End-game re-imagining
Cameron says refining the business has positioned the family to make the most of its natural advantages.
“I think the big game-changers come down a few things: probably largely around how they have set up their business by including the winter milk and reducing feed costs and including a better diet formulation to increase per cow production. It has added to the overall economics of the farm.
“We now make the most of the mixer wagon and the ability to feed different diets to each group. They worked really hard this spring when we formulated the Do-It-Yourself DCAD [dietary cation anion difference] lead feed mix.

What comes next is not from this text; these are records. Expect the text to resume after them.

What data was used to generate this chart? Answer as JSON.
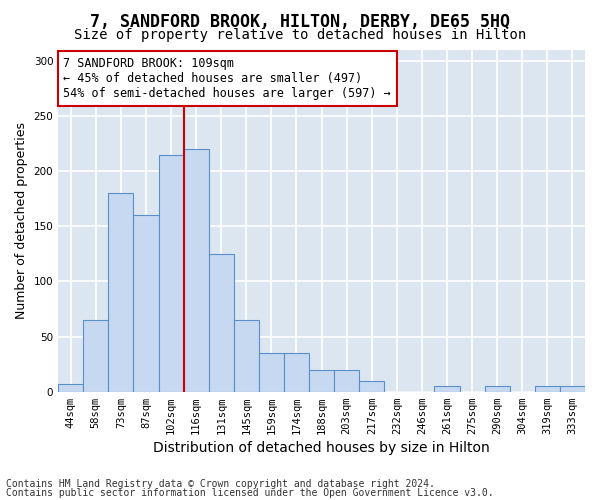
{
  "title1": "7, SANDFORD BROOK, HILTON, DERBY, DE65 5HQ",
  "title2": "Size of property relative to detached houses in Hilton",
  "xlabel": "Distribution of detached houses by size in Hilton",
  "ylabel": "Number of detached properties",
  "bar_color": "#c6d9f0",
  "bar_edge_color": "#5b8fc9",
  "background_color": "#dce6f1",
  "grid_color": "#ffffff",
  "categories": [
    "44sqm",
    "58sqm",
    "73sqm",
    "87sqm",
    "102sqm",
    "116sqm",
    "131sqm",
    "145sqm",
    "159sqm",
    "174sqm",
    "188sqm",
    "203sqm",
    "217sqm",
    "232sqm",
    "246sqm",
    "261sqm",
    "275sqm",
    "290sqm",
    "304sqm",
    "319sqm",
    "333sqm"
  ],
  "values": [
    7,
    65,
    180,
    160,
    215,
    220,
    125,
    65,
    35,
    35,
    20,
    20,
    10,
    0,
    0,
    5,
    0,
    5,
    0,
    5,
    5
  ],
  "ylim": [
    0,
    310
  ],
  "yticks": [
    0,
    50,
    100,
    150,
    200,
    250,
    300
  ],
  "property_line_bin": 4.5,
  "annotation_text": "7 SANDFORD BROOK: 109sqm\n← 45% of detached houses are smaller (497)\n54% of semi-detached houses are larger (597) →",
  "annotation_box_color": "#ffffff",
  "annotation_border_color": "#cc0000",
  "red_line_color": "#cc0000",
  "footer1": "Contains HM Land Registry data © Crown copyright and database right 2024.",
  "footer2": "Contains public sector information licensed under the Open Government Licence v3.0.",
  "title1_fontsize": 12,
  "title2_fontsize": 10,
  "xlabel_fontsize": 10,
  "ylabel_fontsize": 9,
  "tick_fontsize": 7.5,
  "annotation_fontsize": 8.5,
  "footer_fontsize": 7
}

“There’s no doubt that having the barn on-farm has meant that they can continue their winter milk contract and spring calving with very little impact on their production, which ultimately controls their profitability.

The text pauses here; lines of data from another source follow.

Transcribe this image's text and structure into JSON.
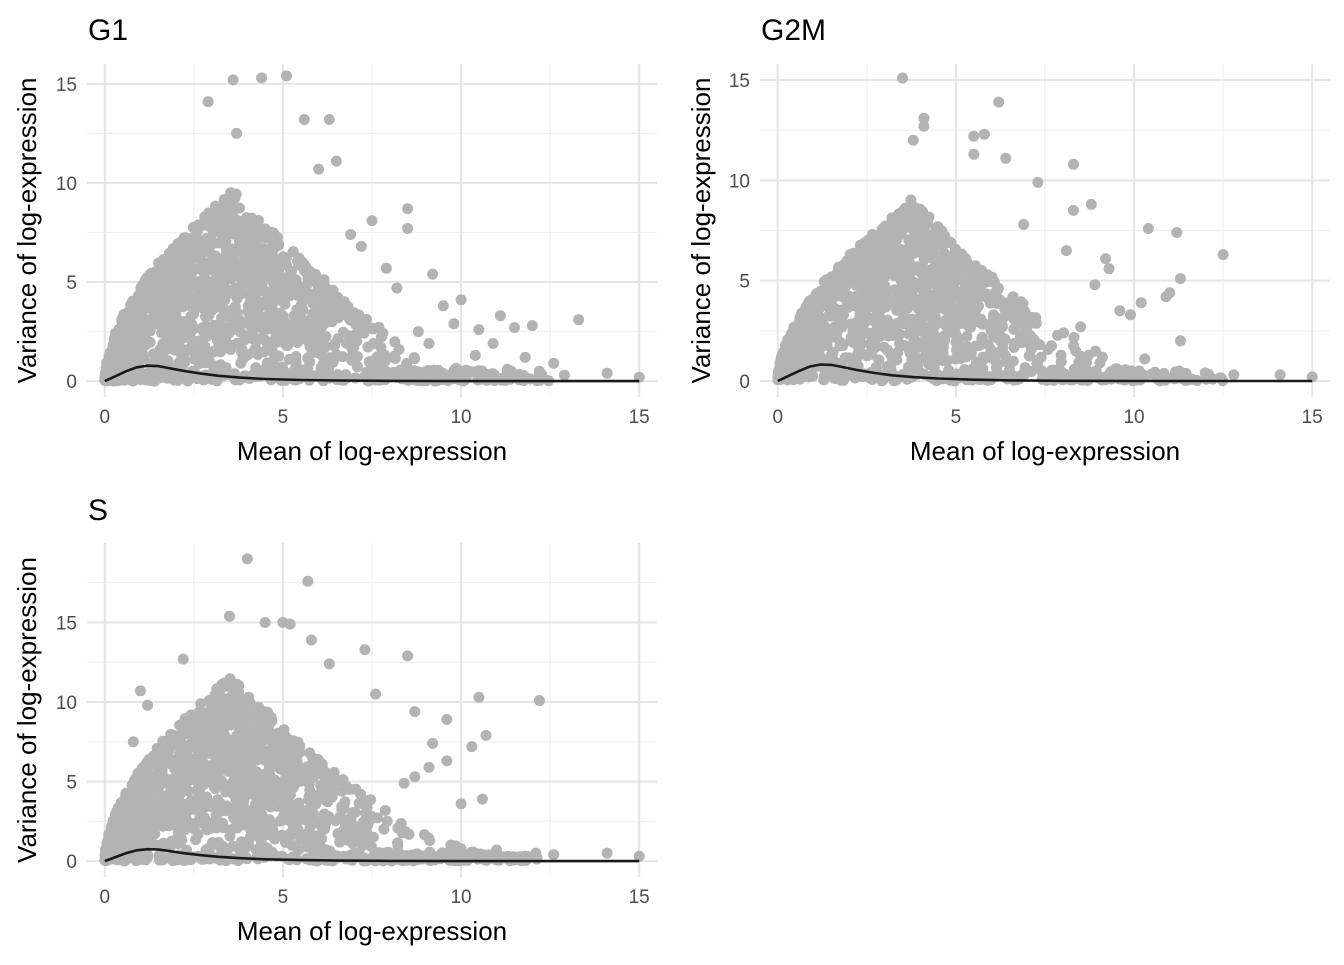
{
  "chart_data": [
    {
      "type": "scatter",
      "title": "G1",
      "xlabel": "Mean of log-expression",
      "ylabel": "Variance of log-expression",
      "xlim": [
        -0.5,
        15.5
      ],
      "ylim": [
        -0.8,
        16.0
      ],
      "xticks": [
        0,
        5,
        10,
        15
      ],
      "yticks": [
        0,
        5,
        10,
        15
      ],
      "point_color": "#b3b3b3",
      "line_color": "#1a1a1a",
      "grid": true,
      "bulk": {
        "peak_x": 3.5,
        "peak_y": 9.5,
        "spread": 1.0
      },
      "outliers": [
        {
          "x": 2.9,
          "y": 14.1
        },
        {
          "x": 3.6,
          "y": 15.2
        },
        {
          "x": 4.4,
          "y": 15.3
        },
        {
          "x": 5.1,
          "y": 15.4
        },
        {
          "x": 5.6,
          "y": 13.2
        },
        {
          "x": 6.3,
          "y": 13.2
        },
        {
          "x": 3.7,
          "y": 12.5
        },
        {
          "x": 6.5,
          "y": 11.1
        },
        {
          "x": 6.0,
          "y": 10.7
        },
        {
          "x": 7.5,
          "y": 8.1
        },
        {
          "x": 8.5,
          "y": 8.7
        },
        {
          "x": 8.5,
          "y": 7.7
        },
        {
          "x": 7.9,
          "y": 5.7
        },
        {
          "x": 9.2,
          "y": 5.4
        },
        {
          "x": 10.0,
          "y": 4.1
        },
        {
          "x": 11.1,
          "y": 3.3
        },
        {
          "x": 12.0,
          "y": 2.8
        },
        {
          "x": 11.5,
          "y": 2.7
        },
        {
          "x": 13.3,
          "y": 3.1
        },
        {
          "x": 9.5,
          "y": 3.8
        },
        {
          "x": 10.5,
          "y": 2.6
        },
        {
          "x": 9.8,
          "y": 2.9
        },
        {
          "x": 10.9,
          "y": 1.9
        },
        {
          "x": 11.8,
          "y": 1.2
        },
        {
          "x": 12.6,
          "y": 0.9
        },
        {
          "x": 12.2,
          "y": 0.5
        },
        {
          "x": 14.1,
          "y": 0.4
        },
        {
          "x": 15.0,
          "y": 0.2
        },
        {
          "x": 12.9,
          "y": 0.3
        },
        {
          "x": 11.3,
          "y": 0.6
        },
        {
          "x": 10.4,
          "y": 1.3
        },
        {
          "x": 9.1,
          "y": 1.9
        },
        {
          "x": 8.2,
          "y": 4.7
        },
        {
          "x": 8.8,
          "y": 2.5
        },
        {
          "x": 7.2,
          "y": 6.8
        },
        {
          "x": 6.9,
          "y": 7.4
        }
      ],
      "trend": [
        {
          "x": 0,
          "y": 0.0
        },
        {
          "x": 0.3,
          "y": 0.25
        },
        {
          "x": 0.6,
          "y": 0.5
        },
        {
          "x": 0.9,
          "y": 0.7
        },
        {
          "x": 1.2,
          "y": 0.78
        },
        {
          "x": 1.5,
          "y": 0.76
        },
        {
          "x": 1.8,
          "y": 0.66
        },
        {
          "x": 2.2,
          "y": 0.52
        },
        {
          "x": 2.7,
          "y": 0.38
        },
        {
          "x": 3.2,
          "y": 0.27
        },
        {
          "x": 3.8,
          "y": 0.18
        },
        {
          "x": 4.5,
          "y": 0.11
        },
        {
          "x": 5.5,
          "y": 0.06
        },
        {
          "x": 6.5,
          "y": 0.03
        },
        {
          "x": 8,
          "y": 0.01
        },
        {
          "x": 10,
          "y": 0.0
        },
        {
          "x": 15,
          "y": 0.0
        }
      ]
    },
    {
      "type": "scatter",
      "title": "G2M",
      "xlabel": "Mean of log-expression",
      "ylabel": "Variance of log-expression",
      "xlim": [
        -0.5,
        15.5
      ],
      "ylim": [
        -0.8,
        15.8
      ],
      "xticks": [
        0,
        5,
        10,
        15
      ],
      "yticks": [
        0,
        5,
        10,
        15
      ],
      "point_color": "#b3b3b3",
      "line_color": "#1a1a1a",
      "grid": true,
      "bulk": {
        "peak_x": 3.7,
        "peak_y": 8.8,
        "spread": 1.0
      },
      "outliers": [
        {
          "x": 3.5,
          "y": 15.1
        },
        {
          "x": 6.2,
          "y": 13.9
        },
        {
          "x": 4.1,
          "y": 13.1
        },
        {
          "x": 4.1,
          "y": 12.7
        },
        {
          "x": 5.5,
          "y": 12.2
        },
        {
          "x": 5.8,
          "y": 12.3
        },
        {
          "x": 3.8,
          "y": 12.0
        },
        {
          "x": 5.5,
          "y": 11.3
        },
        {
          "x": 6.4,
          "y": 11.1
        },
        {
          "x": 7.3,
          "y": 9.9
        },
        {
          "x": 8.3,
          "y": 10.8
        },
        {
          "x": 8.3,
          "y": 8.5
        },
        {
          "x": 8.8,
          "y": 8.8
        },
        {
          "x": 6.9,
          "y": 7.8
        },
        {
          "x": 8.1,
          "y": 6.5
        },
        {
          "x": 10.4,
          "y": 7.6
        },
        {
          "x": 11.2,
          "y": 7.4
        },
        {
          "x": 12.5,
          "y": 6.3
        },
        {
          "x": 11.3,
          "y": 5.1
        },
        {
          "x": 9.2,
          "y": 6.1
        },
        {
          "x": 10.2,
          "y": 3.9
        },
        {
          "x": 10.9,
          "y": 4.2
        },
        {
          "x": 11.0,
          "y": 4.4
        },
        {
          "x": 9.3,
          "y": 5.6
        },
        {
          "x": 9.6,
          "y": 3.5
        },
        {
          "x": 11.3,
          "y": 2.0
        },
        {
          "x": 10.3,
          "y": 1.1
        },
        {
          "x": 12.0,
          "y": 0.4
        },
        {
          "x": 12.8,
          "y": 0.3
        },
        {
          "x": 14.1,
          "y": 0.3
        },
        {
          "x": 15.0,
          "y": 0.2
        },
        {
          "x": 8.5,
          "y": 2.7
        },
        {
          "x": 9.9,
          "y": 3.3
        },
        {
          "x": 8.9,
          "y": 4.8
        }
      ],
      "trend": [
        {
          "x": 0,
          "y": 0.0
        },
        {
          "x": 0.3,
          "y": 0.25
        },
        {
          "x": 0.6,
          "y": 0.5
        },
        {
          "x": 0.9,
          "y": 0.72
        },
        {
          "x": 1.2,
          "y": 0.82
        },
        {
          "x": 1.5,
          "y": 0.8
        },
        {
          "x": 1.8,
          "y": 0.7
        },
        {
          "x": 2.2,
          "y": 0.55
        },
        {
          "x": 2.7,
          "y": 0.4
        },
        {
          "x": 3.2,
          "y": 0.28
        },
        {
          "x": 3.8,
          "y": 0.19
        },
        {
          "x": 4.5,
          "y": 0.12
        },
        {
          "x": 5.5,
          "y": 0.06
        },
        {
          "x": 6.5,
          "y": 0.03
        },
        {
          "x": 8,
          "y": 0.01
        },
        {
          "x": 10,
          "y": 0.0
        },
        {
          "x": 15,
          "y": 0.0
        }
      ]
    },
    {
      "type": "scatter",
      "title": "S",
      "xlabel": "Mean of log-expression",
      "ylabel": "Variance of log-expression",
      "xlim": [
        -0.5,
        15.5
      ],
      "ylim": [
        -1.0,
        20.0
      ],
      "xticks": [
        0,
        5,
        10,
        15
      ],
      "yticks": [
        0,
        5,
        10,
        15
      ],
      "point_color": "#b3b3b3",
      "line_color": "#1a1a1a",
      "grid": true,
      "bulk": {
        "peak_x": 3.5,
        "peak_y": 11.5,
        "spread": 1.0
      },
      "outliers": [
        {
          "x": 4.0,
          "y": 19.0
        },
        {
          "x": 5.7,
          "y": 17.6
        },
        {
          "x": 3.5,
          "y": 15.4
        },
        {
          "x": 4.5,
          "y": 15.0
        },
        {
          "x": 5.0,
          "y": 15.0
        },
        {
          "x": 5.2,
          "y": 14.9
        },
        {
          "x": 5.8,
          "y": 13.9
        },
        {
          "x": 7.3,
          "y": 13.3
        },
        {
          "x": 8.5,
          "y": 12.9
        },
        {
          "x": 6.3,
          "y": 12.4
        },
        {
          "x": 2.2,
          "y": 12.7
        },
        {
          "x": 1.0,
          "y": 10.7
        },
        {
          "x": 7.6,
          "y": 10.5
        },
        {
          "x": 10.5,
          "y": 10.3
        },
        {
          "x": 12.2,
          "y": 10.1
        },
        {
          "x": 8.7,
          "y": 9.4
        },
        {
          "x": 9.6,
          "y": 8.9
        },
        {
          "x": 10.7,
          "y": 7.9
        },
        {
          "x": 10.3,
          "y": 7.2
        },
        {
          "x": 9.2,
          "y": 7.4
        },
        {
          "x": 9.6,
          "y": 6.3
        },
        {
          "x": 8.7,
          "y": 5.3
        },
        {
          "x": 10.6,
          "y": 3.9
        },
        {
          "x": 10.0,
          "y": 3.6
        },
        {
          "x": 8.4,
          "y": 4.9
        },
        {
          "x": 9.1,
          "y": 5.9
        },
        {
          "x": 11.0,
          "y": 0.7
        },
        {
          "x": 12.1,
          "y": 0.5
        },
        {
          "x": 12.6,
          "y": 0.4
        },
        {
          "x": 14.1,
          "y": 0.5
        },
        {
          "x": 15.0,
          "y": 0.3
        },
        {
          "x": 1.2,
          "y": 9.8
        },
        {
          "x": 0.8,
          "y": 7.5
        }
      ],
      "trend": [
        {
          "x": 0,
          "y": 0.0
        },
        {
          "x": 0.3,
          "y": 0.25
        },
        {
          "x": 0.6,
          "y": 0.5
        },
        {
          "x": 0.9,
          "y": 0.68
        },
        {
          "x": 1.2,
          "y": 0.75
        },
        {
          "x": 1.5,
          "y": 0.73
        },
        {
          "x": 1.8,
          "y": 0.64
        },
        {
          "x": 2.2,
          "y": 0.5
        },
        {
          "x": 2.7,
          "y": 0.37
        },
        {
          "x": 3.2,
          "y": 0.27
        },
        {
          "x": 3.8,
          "y": 0.18
        },
        {
          "x": 4.5,
          "y": 0.11
        },
        {
          "x": 5.5,
          "y": 0.06
        },
        {
          "x": 6.5,
          "y": 0.03
        },
        {
          "x": 8,
          "y": 0.01
        },
        {
          "x": 10,
          "y": 0.0
        },
        {
          "x": 15,
          "y": 0.0
        }
      ]
    }
  ]
}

“They have invested in some great infrastructure in the last few years – barns and centre pivots – and we have spent a season setting up and making some changes, which will really pay off this season. They are now in a very exciting position.”

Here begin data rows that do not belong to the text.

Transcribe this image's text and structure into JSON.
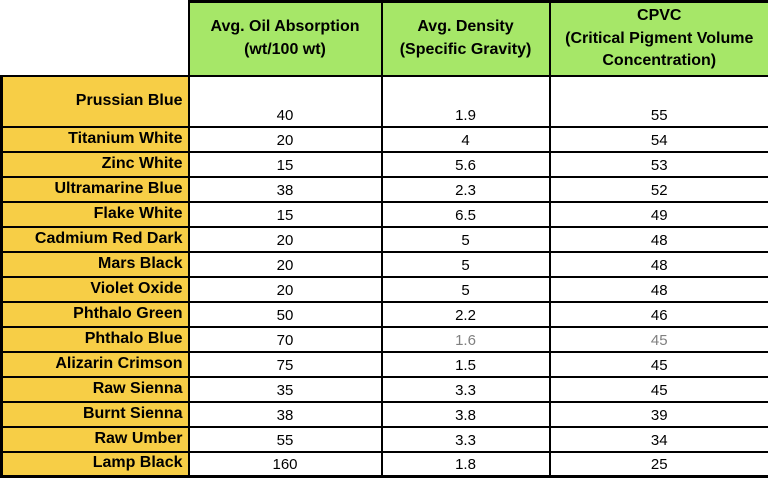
{
  "colors": {
    "header_bg": "#A6E768",
    "name_bg": "#F7CE46",
    "border": "#000000",
    "text": "#000000",
    "muted_text": "#808080",
    "cell_bg": "#FFFFFF"
  },
  "header": {
    "corner": "",
    "cols": [
      "Avg. Oil Absorption\n(wt/100 wt)",
      "Avg. Density\n(Specific Gravity)",
      "CPVC\n(Critical Pigment Volume\nConcentration)"
    ]
  },
  "styles": {
    "muted_row_index": 9,
    "muted_cols": [
      2,
      3
    ]
  },
  "chart_data": {
    "type": "table",
    "columns": [
      "",
      "Avg. Oil Absorption (wt/100 wt)",
      "Avg. Density (Specific Gravity)",
      "CPVC (Critical Pigment Volume Concentration)"
    ],
    "rows": [
      [
        "Prussian Blue",
        40,
        1.9,
        55
      ],
      [
        "Titanium White",
        20,
        4,
        54
      ],
      [
        "Zinc White",
        15,
        5.6,
        53
      ],
      [
        "Ultramarine Blue",
        38,
        2.3,
        52
      ],
      [
        "Flake White",
        15,
        6.5,
        49
      ],
      [
        "Cadmium Red Dark",
        20,
        5,
        48
      ],
      [
        "Mars Black",
        20,
        5,
        48
      ],
      [
        "Violet Oxide",
        20,
        5,
        48
      ],
      [
        "Phthalo Green",
        50,
        2.2,
        46
      ],
      [
        "Phthalo Blue",
        70,
        1.6,
        45
      ],
      [
        "Alizarin Crimson",
        75,
        1.5,
        45
      ],
      [
        "Raw Sienna",
        35,
        3.3,
        45
      ],
      [
        "Burnt Sienna",
        38,
        3.8,
        39
      ],
      [
        "Raw Umber",
        55,
        3.3,
        34
      ],
      [
        "Lamp Black",
        160,
        1.8,
        25
      ]
    ]
  }
}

The family has also been able to easily complete their flood-insurance claims with Cameron’s support.
“I was able to model the impact of the loss of land and infrastructure, which quantified the additional feed we could expect to buy or claim,” Cameron says. “I also formulated a ration that could replace the maize that was water damaged with the feeds that we had available at the time.
“Because obviously, maize is only harvested in the autumn, and we were well into June when we needed to make the changes because of the floods.”
‘Can still be our year’
Stacey says the final wash-up has proven to them how much resilience they have, and they remain optimistic about the industry.
“This year when we took over the farm was supposed to be ‘our year’,” Stacey says. “Then the floods came, and we instead started to think, ‘Maybe next year will be our year’.
“But no. Actually, we’re now back to thinking this year can still be our year.”